Almost global large deviations principle for the KdV equation

TL;DR

This paper establishes a large deviations principle for the KdV equation on the torus with random initial data, identifying the main mechanisms for extreme wave formation in a weakly nonlinear, integrable setting.

Contribution

It provides the first large deviations analysis for the KdV equation, revealing that phase quasi-synchronization dominates extreme wave formation in the weakly nonlinear regime.

Findings

Large deviations principle holds for solutions over polynomial timescales.

Extreme waves mainly arise from phase quasi-synchronization rather than resonant energy exchange.

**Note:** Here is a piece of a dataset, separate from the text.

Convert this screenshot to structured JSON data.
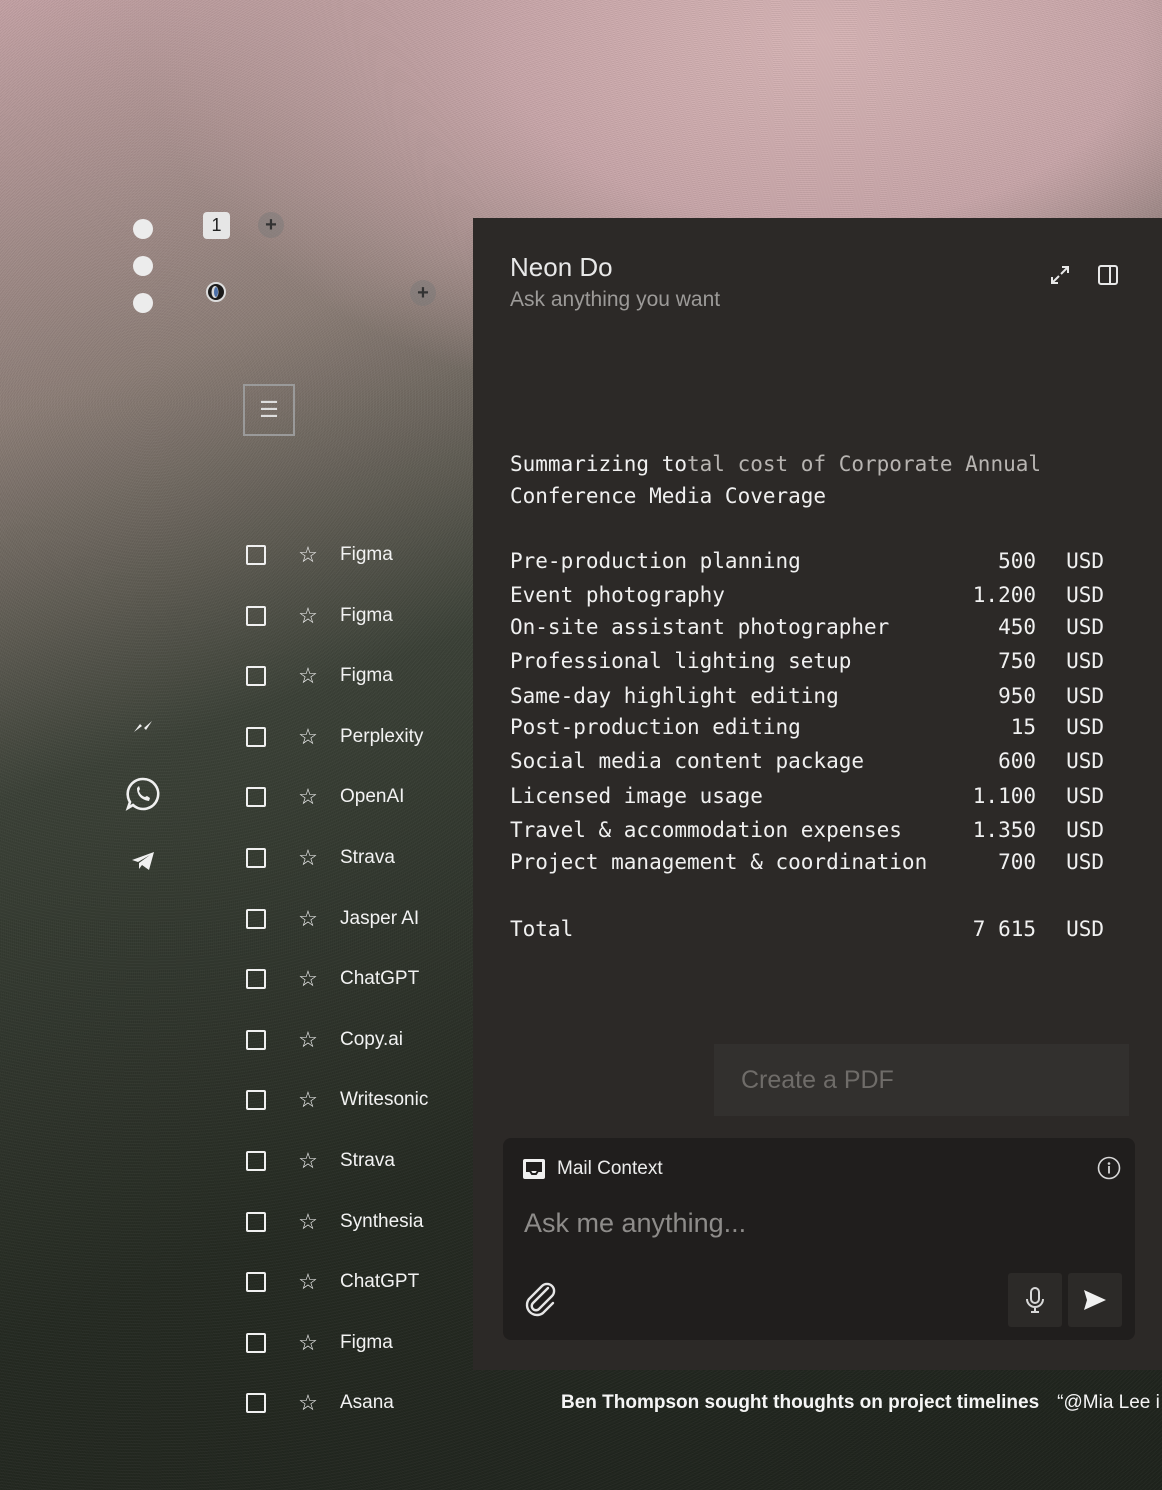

The approach combines Birkhoff normal form analysis with probabilistic methods.

Abstract

We study extreme wave formation for the Korteweg-de Vries equation on the torus with random initial data of average size $\epsilon$. We establish a large deviations principle for the supremum of the solution over arbitrarily long polynomial timescales $t \leq \epsilon^{-n}$ for any fixed natural number $n$. This identifies the leading-order asymptotics of the probability of observing unusually large amplitudes. In this integrable setting, the dynamics evolves on invariant tori where Fourier moduli are almost conserved, ruling out mechanisms for extreme wave formation based on resonant energy exchange. As a result, large amplitudes can only arise through coherent structures or dispersive focusing, which corresponds to the quasi-synchronization of many phases. We show that the latter is dominant in the weakly nonlinear regime. Our approach combines a Birkhoff normal form analysis with probabilistic arguments, exploiting the stability of the integrable dynamics to control the probability of phase quasi-synchronization over long timescales.